People in their early thirties have half the median wealth of those born in the 1970s, according to a new report from the Institute for Fiscal Studies.
Those born in the 1980s have a median average net household wealth of £27,000 per adult, including housing, financial and private pension wealth, the study found.
This is about half the median wealth that those born in the 1970s had at around the same age, £53,000.
The Institute of Fiscal Studies' research published today (30 September) looks for the first time at both the overall household wealth and total income of different generations.
According to the research, those born in the early 1980s are likely to find it harder than their predecessors to build up wealth in housing and pensions as they age.

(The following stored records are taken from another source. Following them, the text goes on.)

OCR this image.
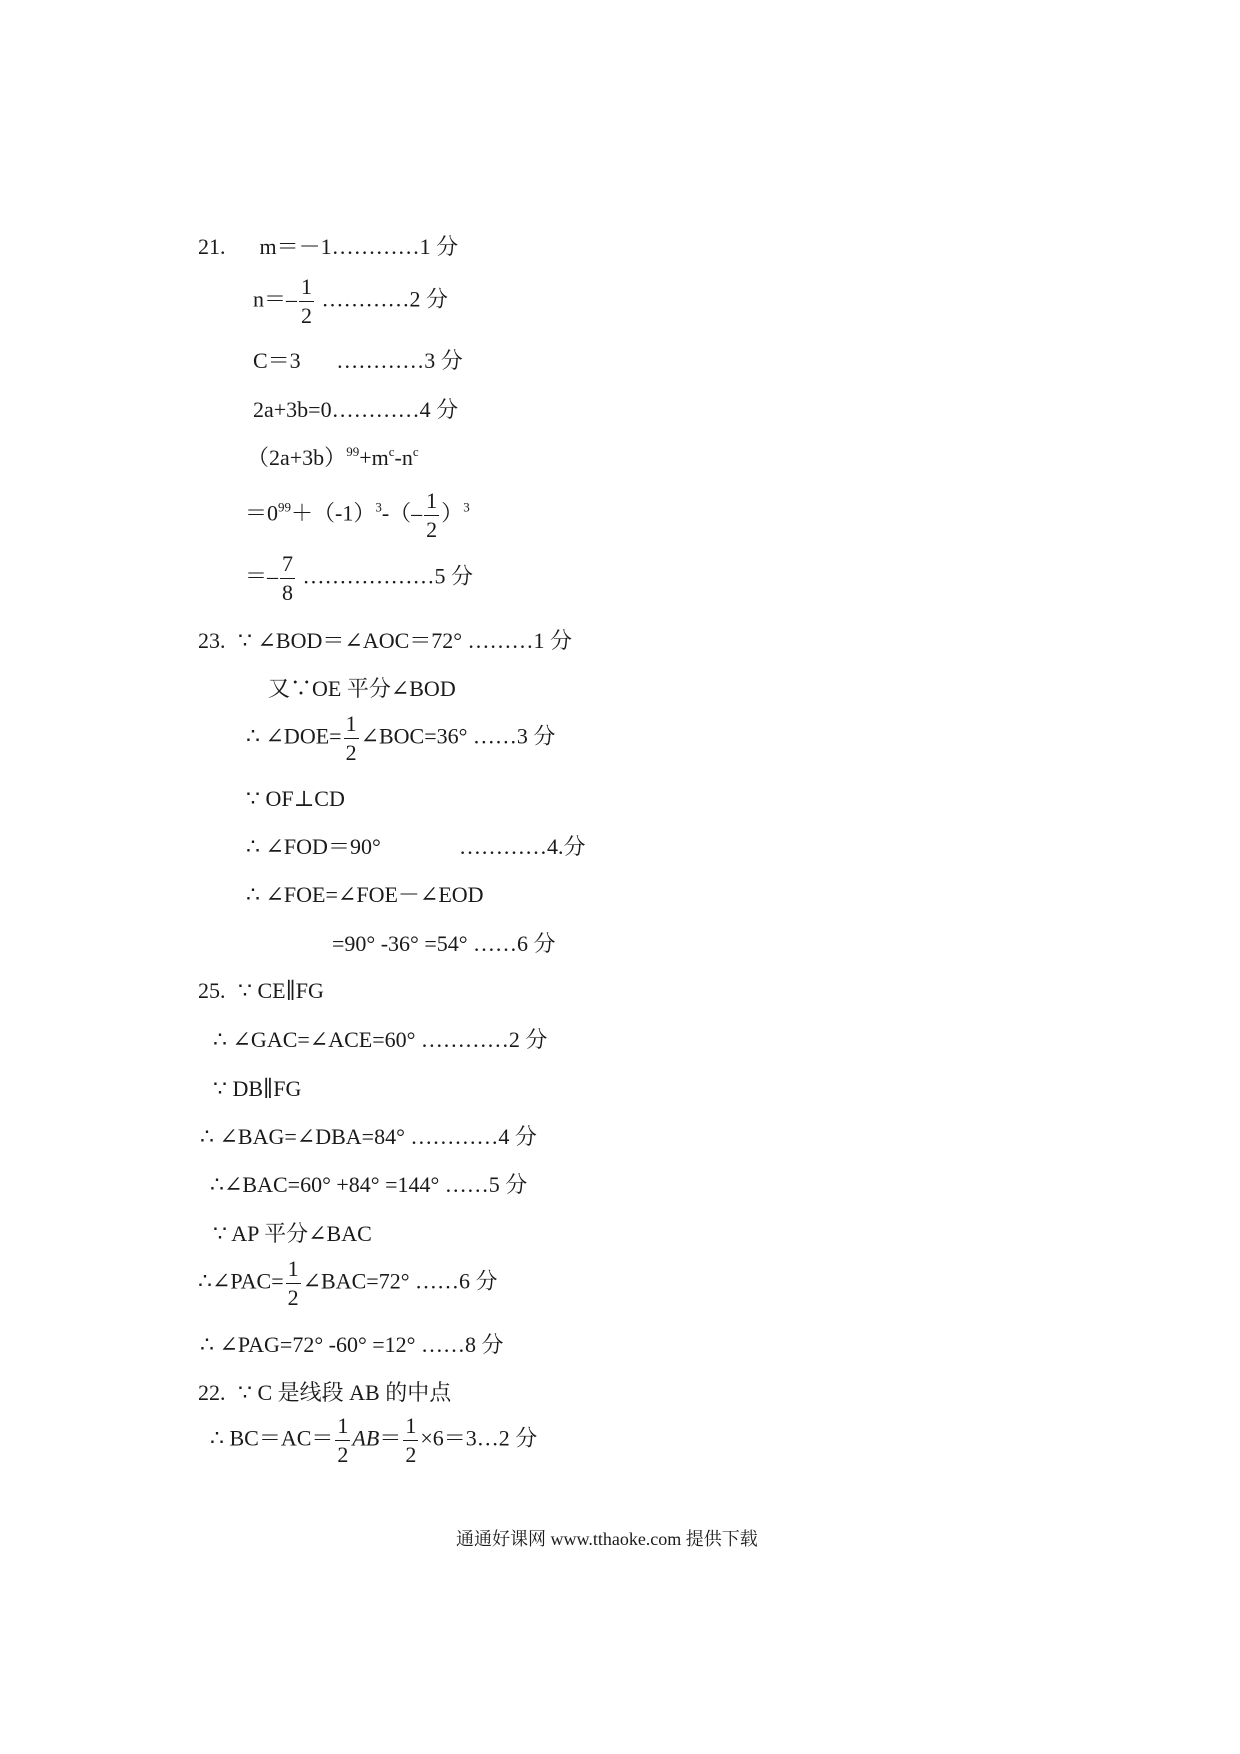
21. m＝－1…………1 分
$n=- \frac{1}{2}$ …………2 分
C＝3 …………3 分
2a+3b=0…………4 分
$(2a+3b)^{99}+m^c-n^c$
$=0^{99}+(-1)^3-(- \frac{1}{2} )^3$
＝– $\frac{7}{8}$ ………………5 分
23. ∵ ∠BOD＝∠AOC＝72° ………1 分
又∵OE 平分∠BOD
∴ ∠DOE= $\frac{1}{2}$ ∠BOC=36° ……3 分
∵ OF⊥CD
∴ ∠FOD＝90°	…………4.分
∴ ∠FOE=∠FOE－∠EOD
=90° -36° =54° ……6 分
25. ∵ CE∥FG
∴ ∠GAC=∠ACE=60° …………2 分
∵ DB∥FG
∴ ∠BAG=∠DBA=84° …………4 分
∴∠BAC=60° +84° =144° ……5 分
∵ AP 平分∠BAC
∴∠PAC= $\frac{1}{2}$ ∠BAC=72° ……6 分
∴ ∠PAG=72° -60° =12° ……8 分
22. ∵ C 是线段 AB 的中点
∴ $BC=AC= \frac{1}{2} AB= \frac{1}{2}$ ×6＝3…2 分
通通好课网 www.tthaoke.com 提供下载
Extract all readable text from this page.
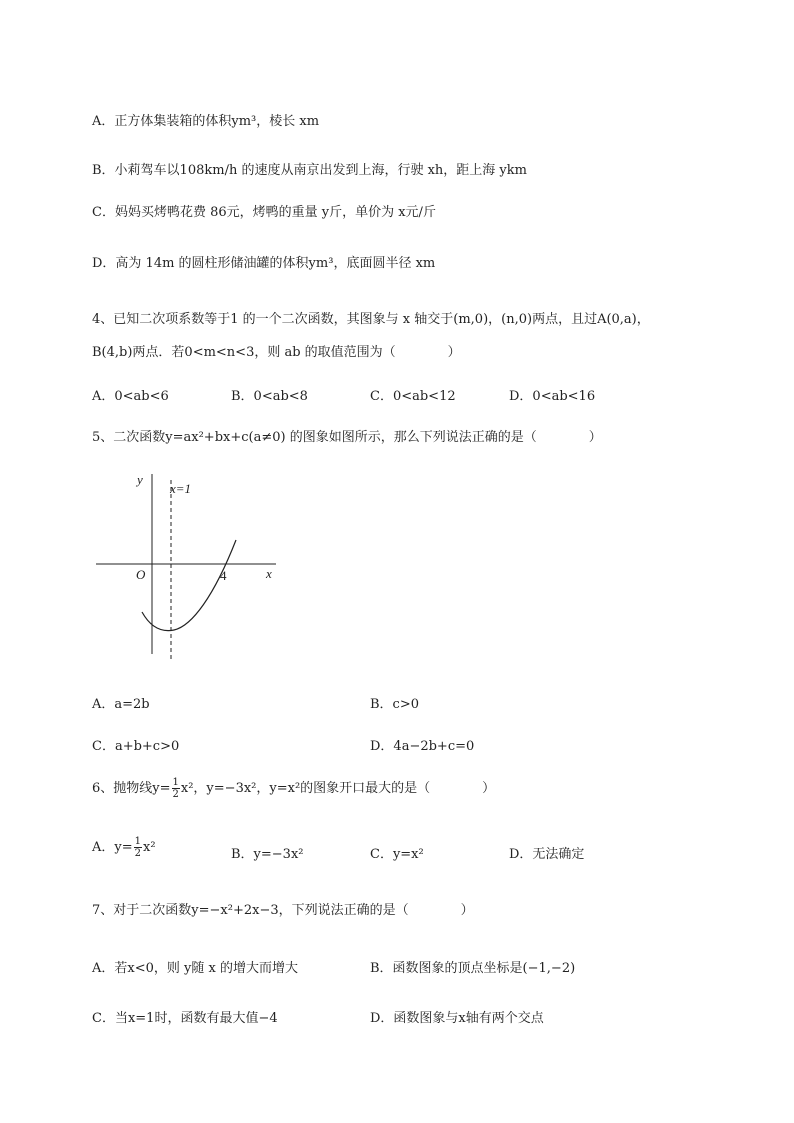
A．正方体集装箱的体积ym³，棱长 xm
B．小莉驾车以108km/h 的速度从南京出发到上海，行驶 xh，距上海 ykm
C．妈妈买烤鸭花费 86元，烤鸭的重量 y斤，单价为 x元/斤
D．高为 14m 的圆柱形储油罐的体积ym³，底面圆半径 xm
4、已知二次项系数等于1 的一个二次函数，其图象与 x 轴交于(m,0)，(n,0)两点，且过A(0,a)，
B(4,b)两点．若0<m<n<3，则 ab 的取值范围为（　　　　）
A．0<ab<6	B．0<ab<8	C．0<ab<12	D．0<ab<16
5、二次函数y=ax²+bx+c(a≠0) 的图象如图所示，那么下列说法正确的是（　　　　）
y
x=1
x
O	4
A．a=2b	B．c>0
C．a+b+c>0	D．4a−2b+c=0
6、抛物线$y= \frac{1}{2} x^2$，y=−3x²，y=x²的图象开口最大的是（　　　　）
A．$y= \frac{1}{2} x^2$	B．y=−3x²	C．y=x²	D．无法确定
7、对于二次函数y=−x²+2x−3，下列说法正确的是（　　　　）
A．若x<0，则 y随 x 的增大而增大	B．函数图象的顶点坐标是(−1,−2)
C．当x=1时，函数有最大值−4	D．函数图象与x轴有两个交点
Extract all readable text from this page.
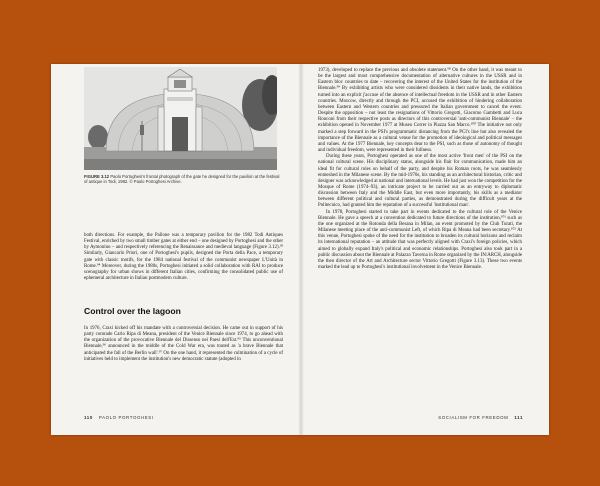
FIGURE 3.12 Paolo Portoghesi's frontal photograph of the gate he designed for the pavilion at the festival of antique in Todi, 1982. © Paolo Portoghesi Archive.

both directions. For example, the Pallone was a temporary pavilion for the 1982 Todi Antiques Festival, enriched by two small timber gates at either end – one designed by Portoghesi and the other by Aymonino – and respectively referencing the Renaissance and medieval language (Figure 3.12).⁹³ Similarly, Giancarlo Priori, one of Portoghesi's pupils, designed the Porta della Pace, a temporary gate with classic motifs, for the 1984 national festival of the communist newspaper L'Unità in Rome.⁹⁴ Moreover, during the 1980s, Portoghesi initiated a solid collaboration with RAI to produce scenography for urban shows in different Italian cities, confirming the consolidated public use of ephemeral architecture in Italian postmodern culture.

Control over the lagoon

In 1976, Craxi kicked off his mandate with a controversial decision. He came out in support of his party comrade Carlo Ripa di Meana, president of the Venice Biennale since 1974, to go ahead with the organization of the provocative Biennale del Dissenso nei Paesi dell'Est.⁹⁵ This unconventional Biennale,⁹⁶ announced in the middle of the Cold War era, was touted as 'a brave Biennale that anticipated the fall of the Berlin wall'.⁹⁷ On the one hand, it represented the culmination of a cycle of initiatives held to implement the institution's new democratic statute (adopted in

110 PAOLO PORTOGHESI

1973), developed to replace the previous and obsolete statement.⁹⁸ On the other hand, it was meant to be the largest and most comprehensive documentation of alternative cultures in the USSR and in Eastern bloc countries to date – recovering the interest of the United States for the institution of the Biennale.⁹⁹ By exhibiting artists who were considered dissidents in their native lands, the exhibition turned into an explicit j'accuse of the absence of intellectual freedom in the USSR and in other Eastern countries. Moscow, directly and through the PCI, accused the exhibition of hindering collaboration between Eastern and Western countries and pressured the Italian government to cancel the event. Despite the opposition – not least the resignations of Vittorio Gregotti, Giacomo Gambetti and Luca Ronconi from their respective posts as directors of this controversial 'anti-communist Biennale' – the exhibition opened in November 1977 at Museo Correr in Piazza San Marco.¹⁰⁰ The initiative not only marked a step forward in the PSI's programmatic distancing from the PCI's line but also revealed the importance of the Biennale as a cultural venue for the promotion of ideological and political messages and values. At the 1977 Biennale, key concepts dear to the PSI, such as those of autonomy of thought and individual freedom, were represented in their fullness.

During these years, Portoghesi operated as one of the most active 'front men' of the PSI on the national cultural scene. His disciplinary status, alongside his flair for communication, made him an ideal fit for cultural roles on behalf of the party, and despite his Roman roots, he was seamlessly enmeshed in the Milanese scene. By the mid-1970s, his standing as an architectural historian, critic and designer was acknowledged at national and international levels. He had just won the competition for the Mosque of Rome (1974–93), an intricate project to be carried out as an entryway to diplomatic discussion between Italy and the Middle East, but even more importantly, his skills as a mediator between different political and cultural parties, as demonstrated during the difficult years at the Politecnico, had granted him the reputation of a successful 'institutional man'.

In 1978, Portoghesi started to take part in events dedicated to the cultural role of the Venice Biennale. He gave a speech at a convention dedicated to future directions of the institution,¹⁰¹ such as the one organized at the Rotonda della Besana in Milan, an event promoted by the Club Turati, the Milanese meeting place of the anti-communist Left, of which Ripa di Meana had been secretary.¹⁰² At this venue, Portoghesi spoke of the need for the institution to broaden its cultural horizons and reclaim its international reputation – an attitude that was perfectly aligned with Craxi's foreign policies, which aimed to globally expand Italy's political and economic relationships. Portoghesi also took part in a public discussion about the Biennale at Palazzo Taverna in Rome organized by the IN/ARCH, alongside the then director of the Art and Architecture sector Vittorio Gregotti (Figure 3.13). These two events marked the lead up to Portoghesi's institutional involvement in the Venice Biennale.

SOCIALISM FOR FREEDOM 111
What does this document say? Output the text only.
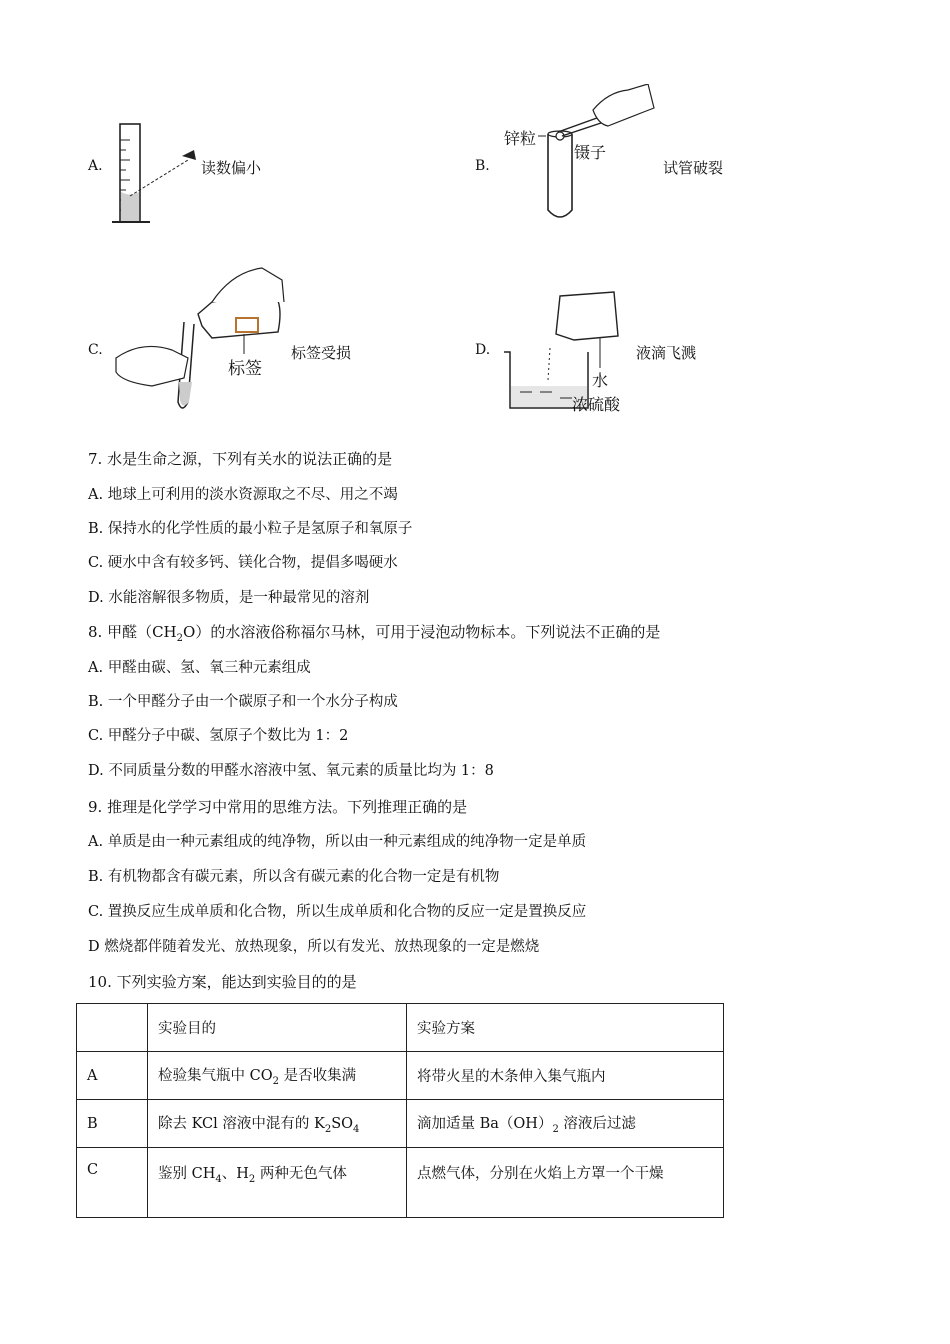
A.	读数偏小	B.
锌粒
镊子
试管破裂
C.
标签
标签受损	D.
水
浓硫酸
液滴飞溅
7. 水是生命之源，下列有关水的说法正确的是
A. 地球上可利用的淡水资源取之不尽、用之不竭
B. 保持水的化学性质的最小粒子是氢原子和氧原子
C. 硬水中含有较多钙、镁化合物，提倡多喝硬水
D. 水能溶解很多物质，是一种最常见的溶剂
8. 甲醛$(CH_2O)$的水溶液俗称福尔马林，可用于浸泡动物标本。下列说法不正确的是
A. 甲醛由碳、氢、氧三种元素组成
B. 一个甲醛分子由一个碳原子和一个水分子构成
C. 甲醛分子中碳、氢原子个数比为 1：2
D. 不同质量分数的甲醛水溶液中氢、氧元素的质量比均为 1：8
9. 推理是化学学习中常用的思维方法。下列推理正确的是
A. 单质是由一种元素组成的纯净物，所以由一种元素组成的纯净物一定是单质
B. 有机物都含有碳元素，所以含有碳元素的化合物一定是有机物
C. 置换反应生成单质和化合物，所以生成单质和化合物的反应一定是置换反应
D 燃烧都伴随着发光、放热现象，所以有发光、放热现象的一定是燃烧
10. 下列实验方案，能达到实验目的的是
	实验目的	实验方案
A	检验集气瓶中 $CO_2$ 是否收集满	将带火星的木条伸入集气瓶内
B	除去 KCl 溶液中混有的 $K_2SO_4$	滴加适量 $Ba(OH)_2$ 溶液后过滤
C	鉴别 $CH_4$、$H_2$ 两种无色气体	点燃气体，分别在火焰上方罩一个干燥
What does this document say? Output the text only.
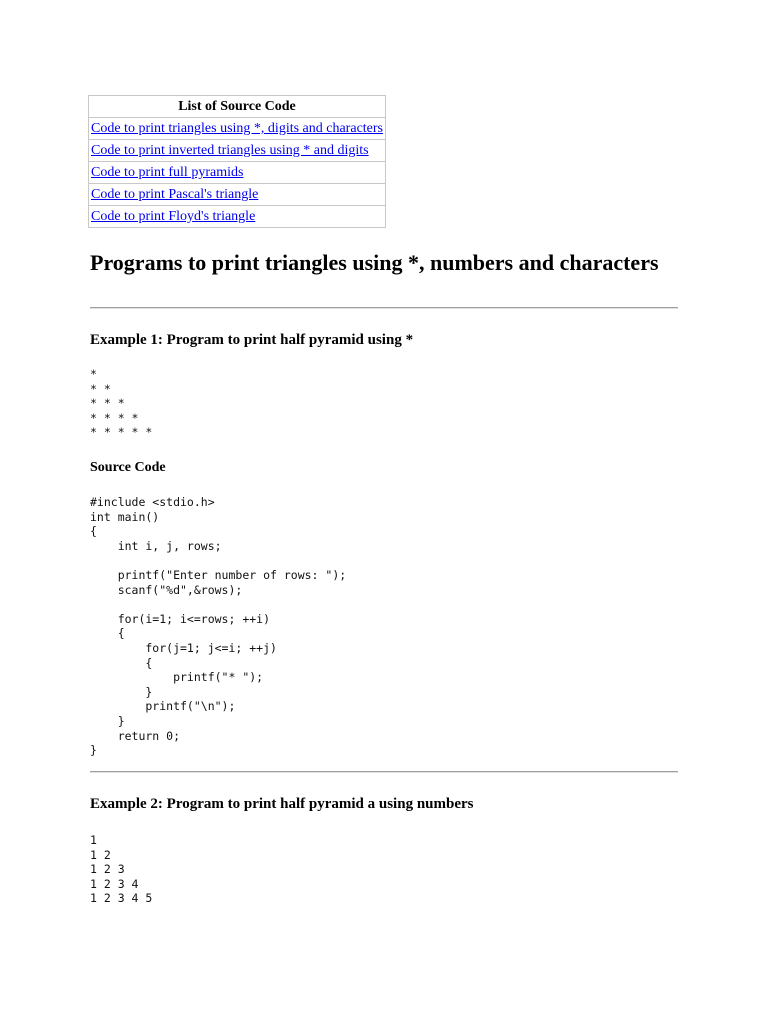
List of Source Code
Code to print triangles using *, digits and characters
Code to print inverted triangles using * and digits
Code to print full pyramids
Code to print Pascal's triangle
Code to print Floyd's triangle
Programs to print triangles using *, numbers and characters
Example 1: Program to print half pyramid using *
*
* *
* * *
* * * *
* * * * *
Source Code
#include <stdio.h>
int main()
{
int i, j, rows;

printf("Enter number of rows: ");
scanf("%d",&rows);

for(i=1; i<=rows; ++i)
{
for(j=1; j<=i; ++j)
{
printf("* ");
}
printf("\n");
}
return 0;
}
Example 2: Program to print half pyramid a using numbers
1
1 2
1 2 3
1 2 3 4
1 2 3 4 5
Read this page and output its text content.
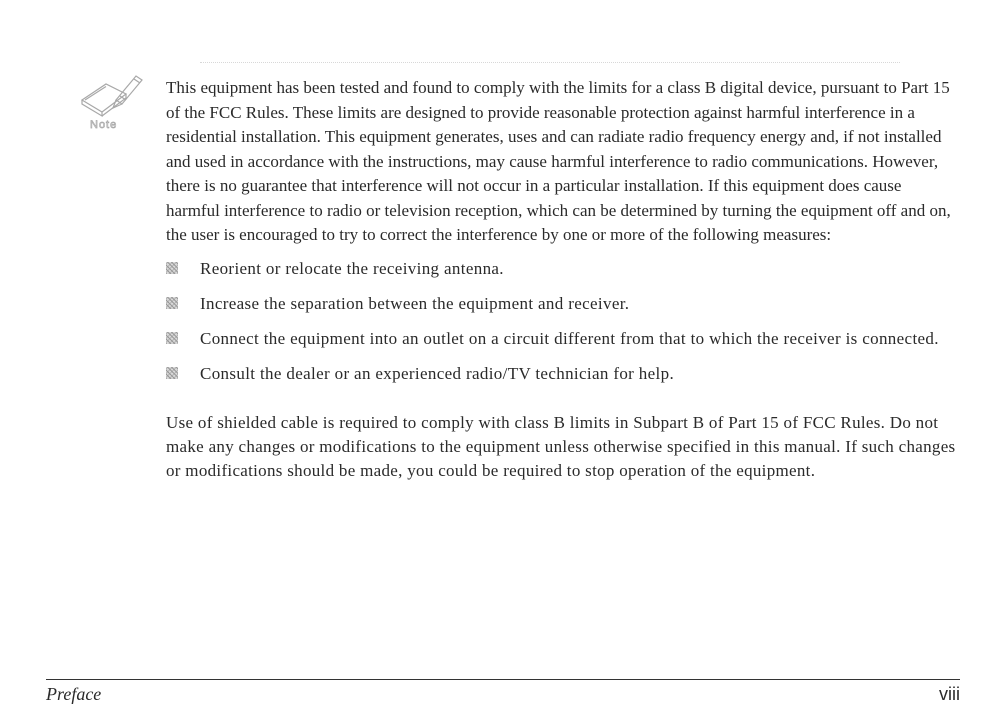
Note

This equipment has been tested and found to comply with the limits for a class B digital device, pursuant to Part 15 of the FCC Rules. These limits are designed to provide reasonable protection against harmful interference in a residential installation. This equipment generates, uses and can radiate radio frequency energy and, if not installed and used in accordance with the instructions, may cause harmful interference to radio communications. However, there is no guarantee that interference will not occur in a particular installation. If this equipment does cause harmful interference to radio or television reception, which can be determined by turning the equipment off and on, the user is encouraged to try to correct the interference by one or more of the following measures:

Reorient or relocate the receiving antenna.
Increase the separation between the equipment and receiver.
Connect the equipment into an outlet on a circuit different from that to which the receiver is connected.
Consult the dealer or an experienced radio/TV technician for help.

Use of shielded cable is required to comply with class B limits in Subpart B of Part 15 of FCC Rules. Do not make any changes or modifications to the equipment unless otherwise specified in this manual. If such changes or modifications should be made, you could be required to stop operation of the equipment.

Preface	viii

These people have much lower home-ownership rates in early adulthood than any other post-war group, and – outside the public sector – have much less access to defined benefit pension schemes than previous generations did at the same age.
Additionally, those born in the early 1980s were the first post-war cohort not to enjoy higher incomes in early adulthood than those born in the previous decade, which is partly the result of the overall stagnation of working-age incomes, but also reflects the fact that the recession following the 2007 financial crisis hit the pay and employment of young adults the hardest.
High housing costs are another key factor, according to the report, which found renters born in the early 1980s spent nearly 30 per cent of their net income on housing costs - largely rents - compared to 15 per cent for homeowners, largely mortgage interest.
Andrew Hood, an author of the report and a research economist at IFS said: “By the time they hit their early 30s, those born in the early 1980s had about half as much wealth as those born in the 1970s did at the same age.
"Sharp falls in home-ownership rates and in access to generous company pension schemes, alongside historically low interest rates, will make it much harder for today’s young adults to build up wealth in future than it was for previous generations.”